Monday 2 January 2012

Showers are rubbish and for the weak

I prefer baths to showers. I will always have a bath instead of a shower wherever possible. I don't understand the modern obsession with viewing the bath as somehow an extravagance, a pamper or a whole evening's work.

And yes, in the words of Cosmo Kramer, there is an aspect of lying around in a tepid pool of your own filth to it. But I suppose I must just be into that.

The strength of the bath is that it provides me with thinking time. When I'm in the bath, I don't listen to music or the radio or read (the pages get wet, you mad people, what are you thinking of?). I don't watch television or play with plastic battleships and re-enact some of the key naval engagements of World War II. I don't even sing. I don't even wash myself. I don't even put any water in it. OK, the last two things were lies.

So it's just me and some soap and my rubber duckie (which, tragically, I do not have and if I do anything this year it should definitely to be to get one) and my beautiful, brilliant mind. The same mind which conspires against me for the rest of the waking and unconscious day, telling me how rubbish I am and how it would have been better for everyone if I'd died that time, is somehow placated entirely by warm water and the partial immersion of its associated body therein. Bathtime allows me to think with a clarity, constructiveness and rationality of which I simply do not seem capable in any other situation. Standing up brings out the absolute worst in me. I also get all my best creative ideas in the bath, including ideas for blog posts. I thought up the idea for this one and drafted it in my head in the bath this morning.

I've worked through a lot of stuff when in the bath. If I switched to showers I think I'd be dead by now. In fact, that's not even a joke.

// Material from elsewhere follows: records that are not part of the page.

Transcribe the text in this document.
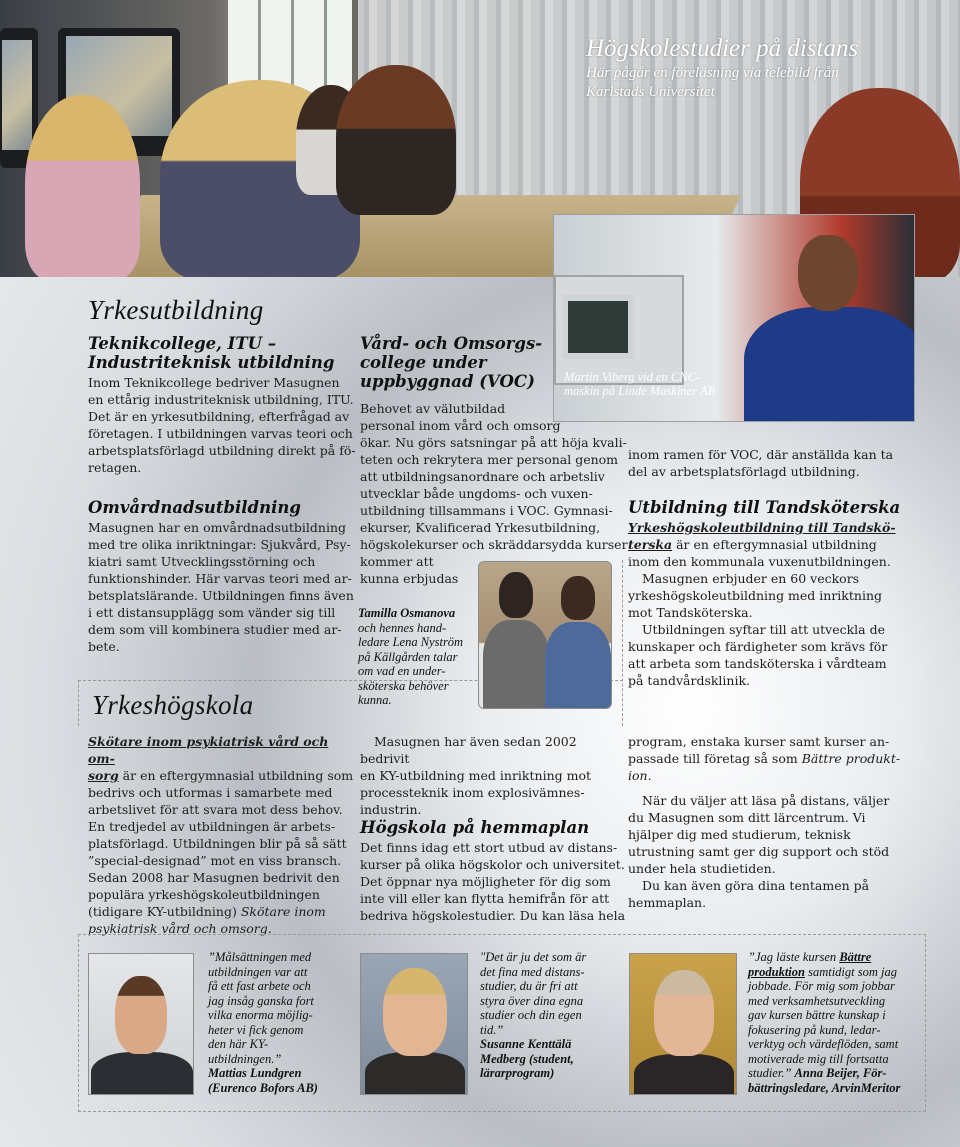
Högskolestudier på distans
Här pågår en föreläsning via telebild från
Karlstads Universitet
Martin Viberg vid en CNC-
maskin på Linde Maskiner AB
Yrkesutbildning
Teknikcollege, ITU –
Industriteknisk utbildning

Inom Teknikcollege bedriver Masugnen

en ettårig industriteknisk utbildning, ITU.

Det är en yrkesutbildning, efterfrågad av

företagen. I utbildningen varvas teori och

arbetsplatsförlagd utbildning direkt på fö-

retagen.

Omvårdnadsutbildning

Masugnen har en omvårdnadsutbildning

med tre olika inriktningar: Sjukvård, Psy-

kiatri samt Utvecklingsstörning och

funktionshinder. Här varvas teori med ar-

betsplatslärande. Utbildningen finns även

i ett distansupplägg som vänder sig till

dem som vill kombinera studier med ar-

bete.

Yrkeshögskola

Skötare inom psykiatrisk vård och om-

sorg är en eftergymnasial utbildning som

bedrivs och utformas i samarbete med

arbetslivet för att svara mot dess behov.

En tredjedel av utbildningen är arbets-

platsförlagd. Utbildningen blir på så sätt

”special-designad” mot en viss bransch.

Sedan 2008 har Masugnen bedrivit den

populära yrkeshögskoleutbildningen

(tidigare KY-utbildning) Skötare inom

psykiatrisk vård och omsorg.

Vård- och Omsorgs-
college under
uppbyggnad (VOC)

Behovet av välutbildad

personal inom vård och omsorg

ökar. Nu görs satsningar på att höja kvali-

teten och rekrytera mer personal genom

att utbildningsanordnare och arbetsliv

utvecklar både ungdoms- och vuxen-

utbildning tillsammans i VOC. Gymnasi-

ekurser, Kvalificerad Yrkesutbildning,

högskolekurser och skräddarsydda kurser

kommer att

kunna erbjudas

Tamilla Osmanova
och hennes hand-
ledare Lena Nyström
på Källgården talar
om vad en under-
sköterska behöver
kunna.

inom ramen för VOC, där anställda kan ta

del av arbetsplatsförlagd utbildning.

Utbildning till Tandsköterska

Yrkeshögskoleutbildning till Tandskö-

terska är en eftergymnasial utbildning

inom den kommunala vuxenutbildningen.

Masugnen erbjuder en 60 veckors

yrkeshögskoleutbildning med inriktning

mot Tandsköterska.

Utbildningen syftar till att utveckla de

kunskaper och färdigheter som krävs för

att arbeta som tandsköterska i vårdteam

på tandvårdsklinik.

Masugnen har även sedan 2002 bedrivit

en KY-utbildning med inriktning mot

processteknik inom explosivämnes-

industrin.

Högskola på hemmaplan

Det finns idag ett stort utbud av distans-

kurser på olika högskolor och universitet.

Det öppnar nya möjligheter för dig som

inte vill eller kan flytta hemifrån för att

bedriva högskolestudier. Du kan läsa hela

program, enstaka kurser samt kurser an-

passade till företag så som Bättre produkt-

ion.

När du väljer att läsa på distans, väljer

du Masugnen som ditt lärcentrum. Vi

hjälper dig med studierum, teknisk

utrustning samt ger dig support och stöd

under hela studietiden.

Du kan även göra dina tentamen på

hemmaplan.

”Målsättningen med
utbildningen var att
få ett fast arbete och
jag insåg ganska fort
vilka enorma möjlig-
heter vi fick genom
den här KY-
utbildningen.”
Mattias Lundgren
(Eurenco Bofors AB)
"Det är ju det som är
det fina med distans-
studier, du är fri att
styra över dina egna
studier och din egen
tid.”
Susanne Kenttälä
Medberg (student,
lärarprogram)
”Jag läste kursen Bättre
produktion samtidigt som jag
jobbade. För mig som jobbar
med verksamhetsutveckling
gav kursen bättre kunskap i
fokusering på kund, ledar-
verktyg och värdeflöden, samt
motiverade mig till fortsatta
studier.” Anna Beijer, För-
bättringsledare, ArvinMeritor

You can't think in the shower. You can sink and wank and clean your stinkables, certainly, but you can't think. Ray Mears taught me that. He said that when you're in a survival situation in the rainforest, you should make your shelter before the afternoon downpour starts, because the simple unrelenting pounding of raindrops on your head makes it difficult to think clearly. He's right. Try and do some algebra in the shower. It is hard. In the bath, in the meantime, you are able to start to see the meaning of the cosmos.

You can learn a lot from Ray Mears. He espouses survival, which is a wise thing to espouse. But the key thing he teaches you is humility, an understanding of what human beings truly need. Not what they think they need or might like to think they need. Just what you have to have to get by. A foundation upon which one can then start to build comfort and happiness in time. It's an important lesson, and it's remarkable that we have to rely on a man whose diet primarily consists of ants and wipes his bottom on leaves to teach it to us.

I tell you something: I bet Ray Mears is a bath man.

1 comment:

Fran said...

I too am a bath lover but I adore reading in the bath! I tend to swing my legs out as dangle then over the side. I can't understand how people who never have baths have time to think! Even if I read I spend at least 5/10 minutes just having a think. I have a bath if I'm feeling sad - its a great distraction. Tears don't last as long in a bath. They soon dry up. That feeling of immersing yourself into a hot bath - well there is just nothing like it. It just effects my emotion directly. Instant calm.
If I'm feeling happy a bath just makes me feel even happier! I adore it. I could never ever live in a house without a bath.